In the intelligence community, the volume of imagery data threatens to overwhelm the traditional process of information extraction. Satellite systems are capable of producing large quantities of imagery data every day. Traditionally, intelligence analysts have the arduous task of manually reviewing satellite imagery data and generating information products. In a time of increasing imagery data, this manual approach is not consistent with the goal of a timely and highly responsive system.
These realities are key factors in Booz Allen Hamilton's transformational approach to information extraction. This approach employs information services and value added processes (VAP) to reduce the amount of data being manually reviewed. Booz Allen has utilized a specialization/generalization hierarchy to aggregate hundreds of thousands of imagery intelligence needs into sixteen information services. Information Services are automated by employing value added processes, which extract the information from the imagery data and generate information products. While the intelligence needs and information services remain relatively static in time, the VAP's have the ability to evolve rapidly with advancing technologies.
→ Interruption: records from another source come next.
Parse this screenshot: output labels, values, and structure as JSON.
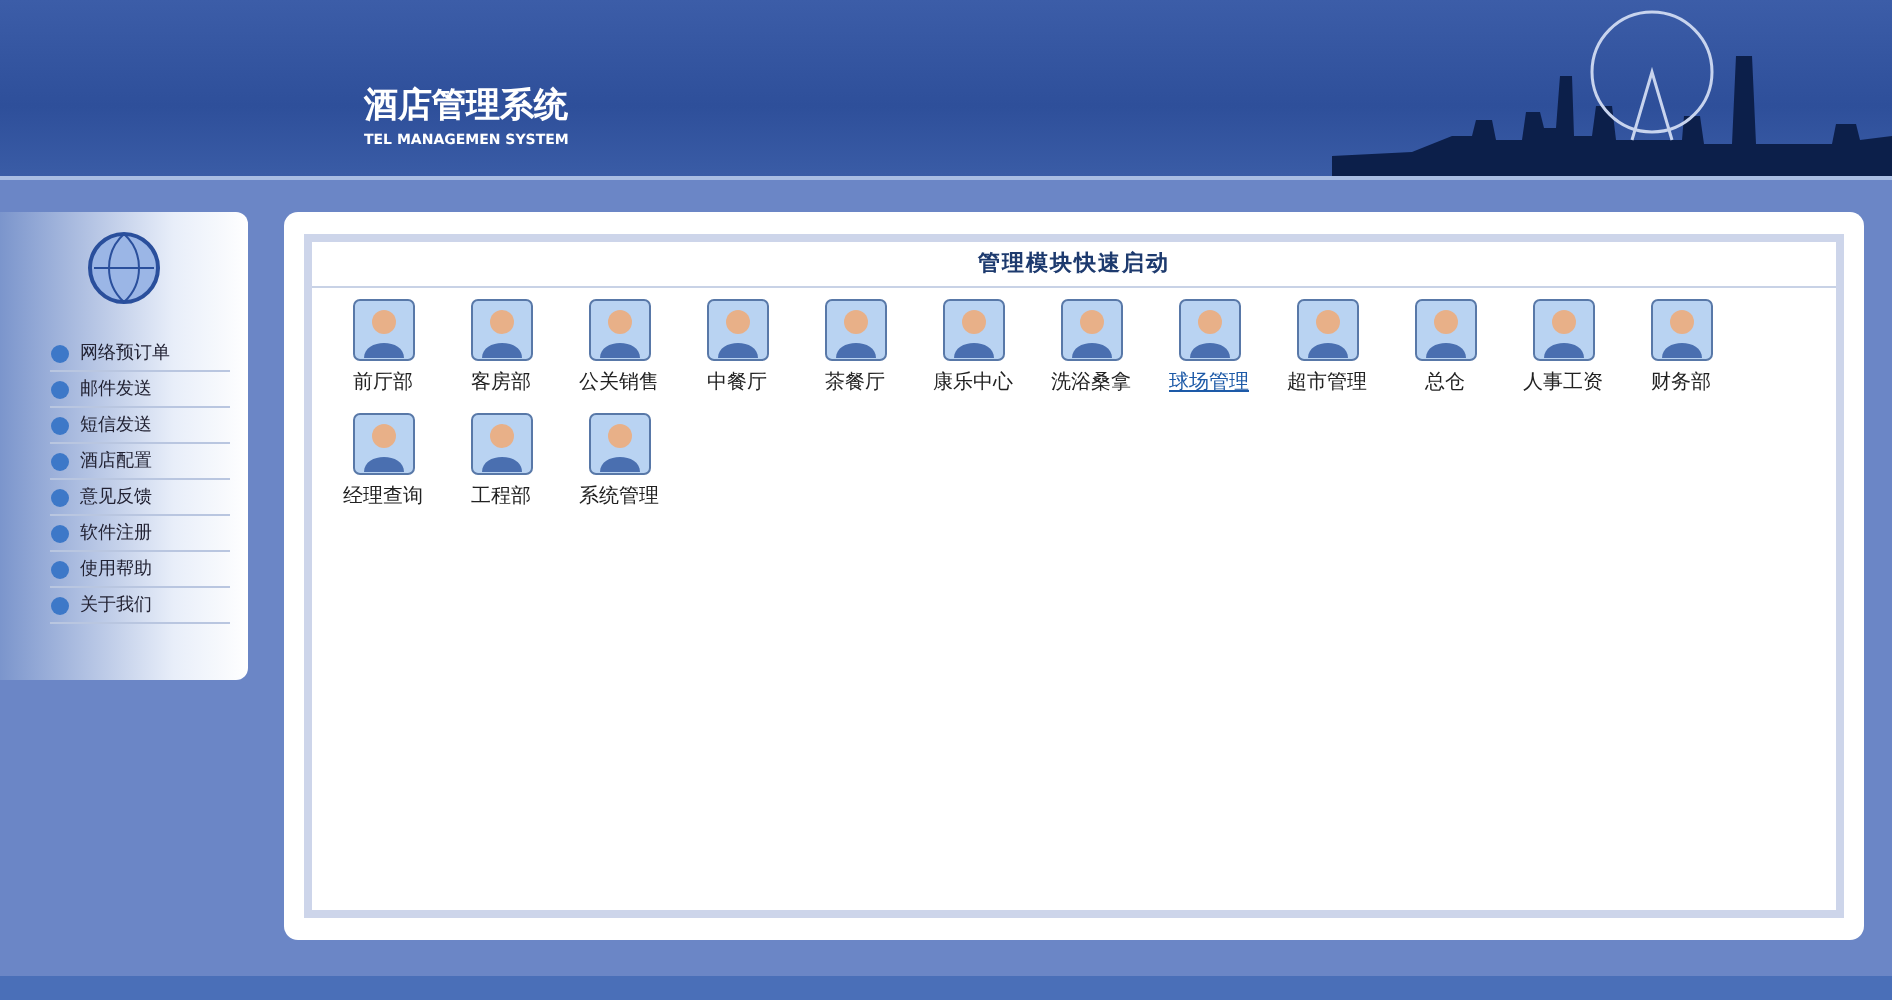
{
  "header": {
    "title": "酒店管理系统",
    "subtitle": "TEL MANAGEMEN SYSTEM"
  },
  "sidebar": {
    "items": [
      {
        "label": "网络预订单"
      },
      {
        "label": "邮件发送"
      },
      {
        "label": "短信发送"
      },
      {
        "label": "酒店配置"
      },
      {
        "label": "意见反馈"
      },
      {
        "label": "软件注册"
      },
      {
        "label": "使用帮助"
      },
      {
        "label": "关于我们"
      }
    ]
  },
  "panel": {
    "title": "管理模块快速启动",
    "modules": [
      {
        "label": "前厅部",
        "hovered": false
      },
      {
        "label": "客房部",
        "hovered": false
      },
      {
        "label": "公关销售",
        "hovered": false
      },
      {
        "label": "中餐厅",
        "hovered": false
      },
      {
        "label": "茶餐厅",
        "hovered": false
      },
      {
        "label": "康乐中心",
        "hovered": false
      },
      {
        "label": "洗浴桑拿",
        "hovered": false
      },
      {
        "label": "球场管理",
        "hovered": true
      },
      {
        "label": "超市管理",
        "hovered": false
      },
      {
        "label": "总仓",
        "hovered": false
      },
      {
        "label": "人事工资",
        "hovered": false
      },
      {
        "label": "财务部",
        "hovered": false
      },
      {
        "label": "经理查询",
        "hovered": false
      },
      {
        "label": "工程部",
        "hovered": false
      },
      {
        "label": "系统管理",
        "hovered": false
      }
    ]
  }
}
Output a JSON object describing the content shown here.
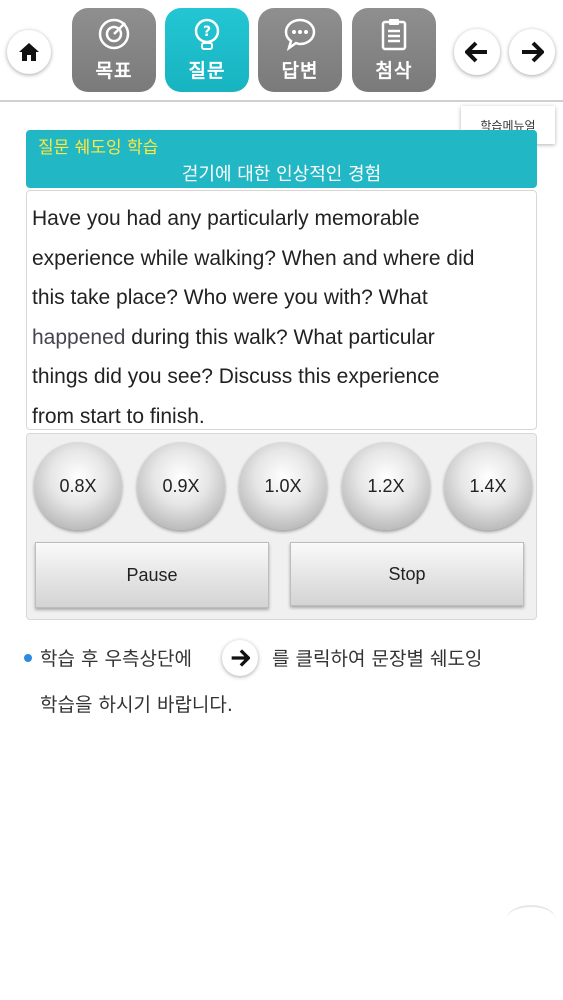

The Booz Allen Transformational Information Extraction Model validates this automated approach by simulating realistic system parameters. The functional flow model includes image formation, three information services, six VAP's, and reduced manual intervention. Adjustable model variables for VAP time, VAP confidence, number of intelligence analyst, and time for analyst review provide a flexible framework for modeling different system cases. End-to-End system metrics such as intelligence need satisfaction, end-to-end timeliness, and sensitivity to number of analyst and VAP variables quantify the system performance.